There is no formal process or procedure through which one can become an accredited investor. There is no application, form-filling, or registration process for obtaining this coveted status. Nor is there any certification that can elevate one to this status.
However, sellers of unregistered securities can take different measures to validate individuals and entities as accredited investors.
Earning accredited investor status
Business entities and individuals who want to earn an accredited investor status should first approach issuers of unregistered securities. The issuers will then ask the applicant, via a questionnaire, relevant questions to determine whether the applicant will qualify.
Different attachments may need to be included to fully answer the questionnaire, such as a balance sheet, financial statements, and account information. This list may also include documents like payslips, W2 forms, tax returns, and even letters issued by advisors, investment brokers, tax attorneys, and CPAs. The issuer may review the credit report of the individual as well.
Consider a person who earns $150,000 per year, and has for the past three years. This individual also reports a primary residence with a value of $1 million together with a mortgage worth $200,000.
This individual also possesses a savings account worth $450,000, a 401(k) account worth $500,000, a loan with an outstanding amount of $50,000, and a car valued at $100,000.
This person falls short on the income test. However, based on the net worth, this person will qualify as an accredited investor.

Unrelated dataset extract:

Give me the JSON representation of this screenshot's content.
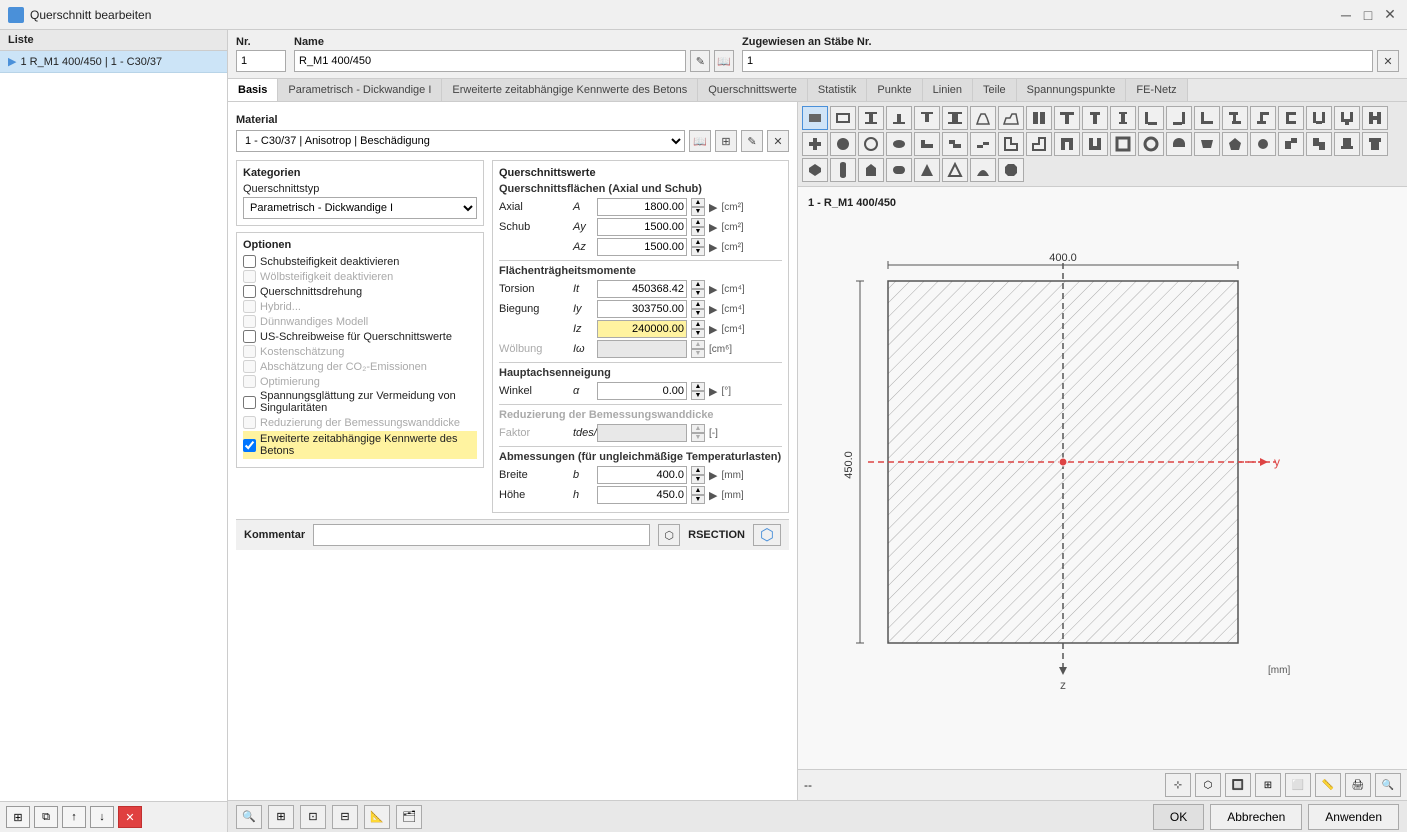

Note the fact that the value of primary residence cannot be included in the net worth, which is calculated as assets minus liabilities. The value of a car may, however, be included.
This individual’s net worth stands at precisely $1 million. The assets add up to $1,050,000 ($100,000 + $500,000 + $450,000). The liabilities include the car loan, which has an outstanding amount of $50,000.
Therefore, net worth = total assets – total liabilities = $1,050,000 – $50,000 = $1,000,000.
The SEC has formulated rigorous criteria for people to qualify as accredited investors. Since these investors can make risky investments in unregistered securities, the SEC has publicized regulations so only financially-savvy and knowledgeable people can execute these high-risk/high-return deals.
Financial regulations aside, you should personally evaluate your own investment knowledge and experience.
Do you have an in-depth understanding of the stock market?
Are you aware of the risks and rewards involved in venture capital, hedge funds, and private equity funds?
How big is your portfolio, and how high are the returns?
Does your portfolio performance reflect intelligent investment decisions?
High-risk investments and unregistered securities are not for everyone since they require sound financial judgment. If you are confident that you have a comprehensive understanding regarding the investment avenues mentioned above, then you should approach issuers of unregistered securities you consider worthwhile.